È fresco di stampa il nuovo libro di Giuseppe Ferraro pubblicato per i tipi Mondadori/Le Monnier nella prestigiosa collana dei Quaderni storici fondata da Giovanni Spadolini e diretta da Fulvio Cammarano. Ma la vera novità è contenuta nel libro che già dal titolo sembra stuzzicare il lettore a sfogliarlo per appurare meglio alcune questioni, che anche se negli ultimi anni sono state molto dibattute, in questo lavoro presentano originalità e novità interpretative. Il prefetto e i briganti.

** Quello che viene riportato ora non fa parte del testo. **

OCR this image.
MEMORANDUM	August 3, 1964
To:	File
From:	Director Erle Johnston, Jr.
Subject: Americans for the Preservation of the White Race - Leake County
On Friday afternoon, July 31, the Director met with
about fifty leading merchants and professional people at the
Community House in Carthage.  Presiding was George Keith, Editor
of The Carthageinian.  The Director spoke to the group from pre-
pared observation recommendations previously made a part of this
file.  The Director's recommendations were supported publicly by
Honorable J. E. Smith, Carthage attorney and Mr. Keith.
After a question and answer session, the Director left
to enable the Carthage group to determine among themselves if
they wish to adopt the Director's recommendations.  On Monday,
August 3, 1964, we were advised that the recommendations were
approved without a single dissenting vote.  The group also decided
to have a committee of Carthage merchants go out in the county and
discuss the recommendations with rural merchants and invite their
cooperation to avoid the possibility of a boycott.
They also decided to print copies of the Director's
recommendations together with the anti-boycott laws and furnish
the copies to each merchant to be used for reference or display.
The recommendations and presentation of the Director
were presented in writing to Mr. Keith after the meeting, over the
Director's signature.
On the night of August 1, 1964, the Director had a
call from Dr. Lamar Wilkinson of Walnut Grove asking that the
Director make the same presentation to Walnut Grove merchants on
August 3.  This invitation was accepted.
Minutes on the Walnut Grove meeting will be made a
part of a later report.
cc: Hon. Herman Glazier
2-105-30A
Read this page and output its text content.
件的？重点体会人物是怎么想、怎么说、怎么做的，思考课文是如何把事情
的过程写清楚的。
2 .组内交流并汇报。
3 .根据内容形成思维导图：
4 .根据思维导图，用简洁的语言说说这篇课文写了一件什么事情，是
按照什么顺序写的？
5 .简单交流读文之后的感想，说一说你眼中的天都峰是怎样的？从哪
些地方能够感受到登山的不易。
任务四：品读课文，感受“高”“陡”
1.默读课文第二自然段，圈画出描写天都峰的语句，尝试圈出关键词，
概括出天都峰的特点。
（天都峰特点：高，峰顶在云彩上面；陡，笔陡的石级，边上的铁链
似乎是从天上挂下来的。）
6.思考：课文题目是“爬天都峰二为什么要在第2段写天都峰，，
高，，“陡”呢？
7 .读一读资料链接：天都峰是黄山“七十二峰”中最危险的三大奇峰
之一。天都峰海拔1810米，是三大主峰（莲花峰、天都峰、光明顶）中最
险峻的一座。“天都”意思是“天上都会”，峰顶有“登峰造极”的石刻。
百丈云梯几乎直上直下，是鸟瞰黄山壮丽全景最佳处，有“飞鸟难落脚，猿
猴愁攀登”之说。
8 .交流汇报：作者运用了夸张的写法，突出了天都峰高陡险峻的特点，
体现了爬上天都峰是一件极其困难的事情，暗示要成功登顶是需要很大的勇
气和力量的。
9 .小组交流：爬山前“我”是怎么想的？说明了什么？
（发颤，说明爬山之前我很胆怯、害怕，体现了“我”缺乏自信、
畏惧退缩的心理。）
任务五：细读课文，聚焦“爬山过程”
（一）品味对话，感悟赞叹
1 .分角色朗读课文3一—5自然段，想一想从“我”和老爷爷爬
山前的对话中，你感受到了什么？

La Calabria e l’unificazione italiana, questo è il titolo di un lavoro frutto di anni di ricerca, che già nelle sue fasi preparatorie, era stato insignito di un prestigioso premio nazionale a Ravenna per «la ricchezza e l’originalità delle fonti archivistiche». Era questo il giudizio degli illusri accademici che dopo una corposa selezione alla fine premiarono il lavoro di Ferraro. Finalmente quella ricerca ora si offre sia agli specialisti, ma anche al vasto pubblico. Nel libro vengono affrontate questioni molto importanti come il fenomeno del brigantaggio, la questione della terra, i rapporti centro e priferia, la conflittualità tra potere militare e potere politico. Soprattutto Ferraro riesce a coniugare la storia del territorio con la grande storia a livello nazionale e internazionale. Ad esempio molto spazio nel volume trova la situazione economica e sociale della sottoprefettura di Rossano. La situazione della città bizantina in quei difficili anni di passaggio e di crisi offre a Ferraro vari spunti e riflessioni sull’economia del brigantaggio, sul rapporto contadini- briganti. Sempre per quanto riguarda Rossano Ferraro analizza il ruolo delle grandi famiglie terriere rossanesi sia a livello politico sul territorio che nei confronti del fenomeno del brigantaggio. Ma soprattutto sottolinea che solo nel distretto di Rossano la maggior parte dei comuni aveva una «buona rendita», parole che oggi ci fanno molto riflettere. Nel volume ci sono delle vere e proprie chicche storiche come la narrazione degli incontri tra autorità e briganti tra i boschi della Sila per pianificare il loro arresto. Certamente quella più gustosa che Ferraro racconta riguarda l’incontro tra il prefetto di Cosenza, il nobile valtellinese Enrico Guicciardi, e il brigante Palma di Longobucco tra le montagne della Sila. Una delle storie della bella storia raccontata in questo libro che sembra uscire dalla pagine dei lavori di Walter Scott.